Но перевозчики, должно быть, только что заснули крепким первосонком, потому что нам пришлось напрасно взывать к ним добрых полчаса. Наконец этот глас вопиющего в пустыне был услышан, и огромный заспанный мужик с всклокоченною головою вышел к нам из куреня босой, как спал, накинув для приличия полушубок на плечи. Его провожал оригинальный помощник — крохотный трехлетний пузан, тоже, конечно, босой и раздетый; он крепко уцепился за рубаху тятьки и горько рыдал, причитая что-то жалостливое над своею злосчастной судьбою, поднявшею его с нагретой тять-киной постели в такой неурочный час. Оказалось, что баба отлучилась куда-то на праздник, и наш бородатый Харон вынужден был остаться не только паромщиком, но и нянькою, что было не особенно удобно совмещать, по крайней мере, в данных обстоятельствах.

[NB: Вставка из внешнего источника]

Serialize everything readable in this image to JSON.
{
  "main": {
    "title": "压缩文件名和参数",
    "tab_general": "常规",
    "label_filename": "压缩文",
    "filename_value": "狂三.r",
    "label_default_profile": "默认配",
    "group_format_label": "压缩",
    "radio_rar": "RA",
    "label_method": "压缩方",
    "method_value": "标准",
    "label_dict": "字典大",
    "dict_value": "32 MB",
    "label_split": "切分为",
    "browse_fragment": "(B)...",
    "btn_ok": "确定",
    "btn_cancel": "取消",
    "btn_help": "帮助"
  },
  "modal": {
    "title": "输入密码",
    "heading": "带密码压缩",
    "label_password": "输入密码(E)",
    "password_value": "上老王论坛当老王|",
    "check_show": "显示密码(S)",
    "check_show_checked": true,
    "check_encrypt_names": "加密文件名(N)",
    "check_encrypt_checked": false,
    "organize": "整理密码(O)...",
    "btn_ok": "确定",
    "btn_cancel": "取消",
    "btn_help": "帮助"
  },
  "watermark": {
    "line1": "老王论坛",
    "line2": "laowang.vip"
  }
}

Ветер гнал довольно сильно волны, и тяжелый неуклюжий паром относило течением так далеко, что веревка, пересекавшая реку, казалось, тянулась теперь вдоль нее. Ямщик с паромщиком общими немалыми усилиями и с немалою потерею времени кое-как перетянули нас, наконец, на ту сторону, аккомпанируемые звучным шлепаньем набегавших волн и не смолкавшим ревом не в пору разбуженного ребенка, не выпускавшего из своего кулачонка рубахи отца.
Это еще наше счастье, что ветер был не особенно велик, а то, бывает, приходится ехать на лодке на ту сторону за народом, и уже тогда только подавать паром.
Проезжие мужики, хотя и платят требуемые копеечки, сами безропотно впрягаются в эту лямку и помаленечку переправляются таким образом через реку на своем же собственном непокупном хребте.
Воистину, первобытная посудина, первобытные обычаи!
***
Пристяжная лошадь так напугалась воды, парома и отчаянного плача ребенка, что при съезде на берег едва не стащила в реку всю нашу тройку. Но с Божьей помощью все устроилось благополучно, и мы тронулись в путь на гостеприимно мигавшие впереди огни монастыря.
— Вам куда? Вам ведь прямо до Дивов? — спросил меня ямщик. — Так вот это ж самые Дива и есть!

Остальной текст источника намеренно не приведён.